Bien communiquer est essentiel à la bonne conduite d’un projet. Une communication fréquente et efficace permettra d’éviter nombre d’écueils plutôt que de les rencontrer au moment de fusionner les travaux. Mais cela peut ne pas suffire, c’est là qu’un bon outil de versionnage nous permettra le moment venu de gérer les conflits qui se présentent et trancher les différends.

En fin stratège

Mais ne pourrions-nous pas mieux nous prémunir de telles situations ? Si les deux équipes travaillent sur deux aspects distincts de l’application, en toute logique le principe DRY devrait nous y aider. Oui. Et non. En fait c’est peut-être très précisément l’application de DRY qui peut nous amener à de telles situations ! Rappelez-vous, l’unification entraîne immanquablement du couplage.

Alors comment ne pas tomber dans le piège du couplage ? Le Domain Driven Design peut être de bon secours dans ce genre de situation. Il introduit la notion de Bounded Context dont le but est d’étanchéifier les différents sous-domaines de notre application, évitant ainsi tout partage de code entre les différents contextes ainsi isolés.

Alors à quel moment appliquer DRY ?

On l’a dit, appliquer ce principe revient généralement à introduire de l’abstraction dans notre code. L’intérêt et le besoin de cette nouvelle couche d’abstraction devraient toujours être interrogés. Il peut arriver que l’on ait des difficultés à choisir s’il faut ou non s’attaquer à cette déduplication. Cela signifie bien souvent qu’il nous manque des clés de compréhension — quelles étaient les intentions initiales ? Quels besoins métier sont implémentés ici ? Dans ce genre de situation, mieux vaut généralement laisser la duplication en l’état et créer un ticket de dette technique pour en discuter avec les sachants du métier et, quand c’est possible, l’autrice ou l’auteur du code en question. En effet, un excès de zèle pourrait tout simplement nuire à la maintenabilité de l’application, voire à la lisibilité du code.
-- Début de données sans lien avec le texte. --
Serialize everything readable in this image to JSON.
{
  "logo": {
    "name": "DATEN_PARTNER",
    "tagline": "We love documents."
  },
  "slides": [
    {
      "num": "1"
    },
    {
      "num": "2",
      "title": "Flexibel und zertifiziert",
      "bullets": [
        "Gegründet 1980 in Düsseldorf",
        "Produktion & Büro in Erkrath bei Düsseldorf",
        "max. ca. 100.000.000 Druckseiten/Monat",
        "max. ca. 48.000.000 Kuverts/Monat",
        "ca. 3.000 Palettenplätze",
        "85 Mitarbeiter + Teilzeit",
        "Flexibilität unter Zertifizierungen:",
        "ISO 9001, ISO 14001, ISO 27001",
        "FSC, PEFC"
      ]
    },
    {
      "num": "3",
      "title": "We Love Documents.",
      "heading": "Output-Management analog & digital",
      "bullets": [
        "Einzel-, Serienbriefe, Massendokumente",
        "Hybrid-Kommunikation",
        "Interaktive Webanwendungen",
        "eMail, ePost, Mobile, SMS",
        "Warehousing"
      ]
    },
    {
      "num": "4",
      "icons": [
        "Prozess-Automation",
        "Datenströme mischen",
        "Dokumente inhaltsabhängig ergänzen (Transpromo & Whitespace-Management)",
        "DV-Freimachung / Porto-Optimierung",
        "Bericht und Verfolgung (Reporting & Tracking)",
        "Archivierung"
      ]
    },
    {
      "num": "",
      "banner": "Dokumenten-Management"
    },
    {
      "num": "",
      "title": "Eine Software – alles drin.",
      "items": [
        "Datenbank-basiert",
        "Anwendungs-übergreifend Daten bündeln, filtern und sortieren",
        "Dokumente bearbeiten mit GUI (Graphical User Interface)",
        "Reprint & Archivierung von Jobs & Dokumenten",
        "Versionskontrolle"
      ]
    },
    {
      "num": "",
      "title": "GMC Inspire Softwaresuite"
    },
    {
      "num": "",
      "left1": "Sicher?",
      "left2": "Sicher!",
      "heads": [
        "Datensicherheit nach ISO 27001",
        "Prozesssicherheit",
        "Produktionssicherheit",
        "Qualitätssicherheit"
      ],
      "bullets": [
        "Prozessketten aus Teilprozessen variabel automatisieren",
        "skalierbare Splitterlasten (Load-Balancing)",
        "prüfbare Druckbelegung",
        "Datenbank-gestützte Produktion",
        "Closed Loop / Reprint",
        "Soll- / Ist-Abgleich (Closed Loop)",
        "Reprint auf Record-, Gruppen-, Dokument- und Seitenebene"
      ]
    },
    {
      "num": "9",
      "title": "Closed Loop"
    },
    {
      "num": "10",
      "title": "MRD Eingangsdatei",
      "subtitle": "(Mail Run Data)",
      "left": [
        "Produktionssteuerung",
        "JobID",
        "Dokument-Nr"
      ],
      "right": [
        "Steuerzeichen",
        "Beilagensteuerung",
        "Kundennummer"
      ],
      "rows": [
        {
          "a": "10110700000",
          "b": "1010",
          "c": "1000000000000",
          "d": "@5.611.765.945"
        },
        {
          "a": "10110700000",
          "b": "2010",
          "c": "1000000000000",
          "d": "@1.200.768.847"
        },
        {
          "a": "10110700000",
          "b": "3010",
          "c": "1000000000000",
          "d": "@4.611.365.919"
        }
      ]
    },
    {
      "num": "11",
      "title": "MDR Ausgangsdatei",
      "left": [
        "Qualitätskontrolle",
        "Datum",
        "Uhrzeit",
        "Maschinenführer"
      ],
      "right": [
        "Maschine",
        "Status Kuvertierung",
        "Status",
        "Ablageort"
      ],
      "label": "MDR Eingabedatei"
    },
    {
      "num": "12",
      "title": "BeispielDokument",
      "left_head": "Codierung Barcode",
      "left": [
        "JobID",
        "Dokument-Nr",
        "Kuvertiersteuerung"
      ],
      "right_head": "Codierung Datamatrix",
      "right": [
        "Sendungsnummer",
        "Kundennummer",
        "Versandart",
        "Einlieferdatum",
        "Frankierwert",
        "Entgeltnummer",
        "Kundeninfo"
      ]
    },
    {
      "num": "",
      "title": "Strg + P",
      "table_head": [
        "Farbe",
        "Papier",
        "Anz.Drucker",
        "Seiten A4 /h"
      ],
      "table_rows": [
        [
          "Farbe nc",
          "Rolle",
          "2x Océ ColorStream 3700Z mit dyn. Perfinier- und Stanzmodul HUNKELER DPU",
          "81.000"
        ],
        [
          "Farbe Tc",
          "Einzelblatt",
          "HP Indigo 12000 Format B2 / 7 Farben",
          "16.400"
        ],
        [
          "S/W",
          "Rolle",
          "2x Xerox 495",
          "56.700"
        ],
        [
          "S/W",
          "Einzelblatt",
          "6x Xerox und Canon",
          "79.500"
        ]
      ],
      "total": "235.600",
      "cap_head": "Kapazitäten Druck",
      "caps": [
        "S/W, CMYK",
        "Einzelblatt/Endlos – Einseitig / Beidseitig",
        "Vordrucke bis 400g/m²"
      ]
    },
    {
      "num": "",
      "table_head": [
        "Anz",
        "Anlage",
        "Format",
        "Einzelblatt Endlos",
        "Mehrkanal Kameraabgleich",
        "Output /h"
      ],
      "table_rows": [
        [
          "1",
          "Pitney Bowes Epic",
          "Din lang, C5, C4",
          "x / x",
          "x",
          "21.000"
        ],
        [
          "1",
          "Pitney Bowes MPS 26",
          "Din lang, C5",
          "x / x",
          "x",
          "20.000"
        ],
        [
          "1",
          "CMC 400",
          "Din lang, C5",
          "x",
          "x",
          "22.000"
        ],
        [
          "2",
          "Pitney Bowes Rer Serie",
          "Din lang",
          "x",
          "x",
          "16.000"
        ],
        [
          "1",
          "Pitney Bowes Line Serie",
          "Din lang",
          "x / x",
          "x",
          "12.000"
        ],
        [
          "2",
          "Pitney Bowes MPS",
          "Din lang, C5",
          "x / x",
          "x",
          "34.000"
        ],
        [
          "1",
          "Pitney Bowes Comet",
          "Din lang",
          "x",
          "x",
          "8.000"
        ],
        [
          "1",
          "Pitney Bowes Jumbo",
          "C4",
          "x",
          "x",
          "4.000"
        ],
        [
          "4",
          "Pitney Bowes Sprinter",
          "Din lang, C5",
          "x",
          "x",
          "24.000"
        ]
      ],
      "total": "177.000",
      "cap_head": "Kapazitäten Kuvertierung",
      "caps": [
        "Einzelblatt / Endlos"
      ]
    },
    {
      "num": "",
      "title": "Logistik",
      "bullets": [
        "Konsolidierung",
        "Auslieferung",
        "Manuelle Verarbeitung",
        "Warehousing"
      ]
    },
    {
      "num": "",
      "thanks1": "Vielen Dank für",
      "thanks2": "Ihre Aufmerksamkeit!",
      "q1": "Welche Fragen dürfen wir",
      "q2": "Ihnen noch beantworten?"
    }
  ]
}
Il peut aussi arriver que l’on introduise de la duplication intentionnellement. Dans ce cas, il ne faut pas la voir comme une dette, mais davantage comme un signal. Ce type de scénario se présente généralement dans les premières phases d’implémentation d’un besoin métier. On voit bien qu’il partage certaines caractéristiques intrinsèques avec d’autres fonctionnalités de l’application, mais on s’interroge encore : s’agit-il vraiment de duplication ou d’une coïncidence ? Vais-je apporter de la souplesse ou davantage de contraintes en factorisant ? On peut alors choisir de s’autoriser à retarder la décision, attendre d’avoir plus de billes, et faire un choix éclairé une ou deux itérations plus tard.

Faciliter la réutilisation

En substance, DRY est un principe puissant à appliquer avec sagesse et discernement. Ce qui primera ce seront les décisions qui faciliteront la réutilisabilité de notre code, par nous même, par nos collègues, par toute personne amenée à faire évoluer le projet ou tout simplement à interagir avec. Que ce soit à travers l’utilisation d’une API, la lecture de la documentation, l’ajout, la suppression ou la modification d’une fonctionnalité, il nous faut faire l’effort constant de réduire les frictions et de lever les ambiguïtés. Notre code se doit de révéler les intentions qu’il tente d’exprimer. Les besoins auxquels il répond doivent être clairement identifiables. Et un changement de spécification, une norme qui évolue, ne devraient pas avoir de résonance à travers toute l’application.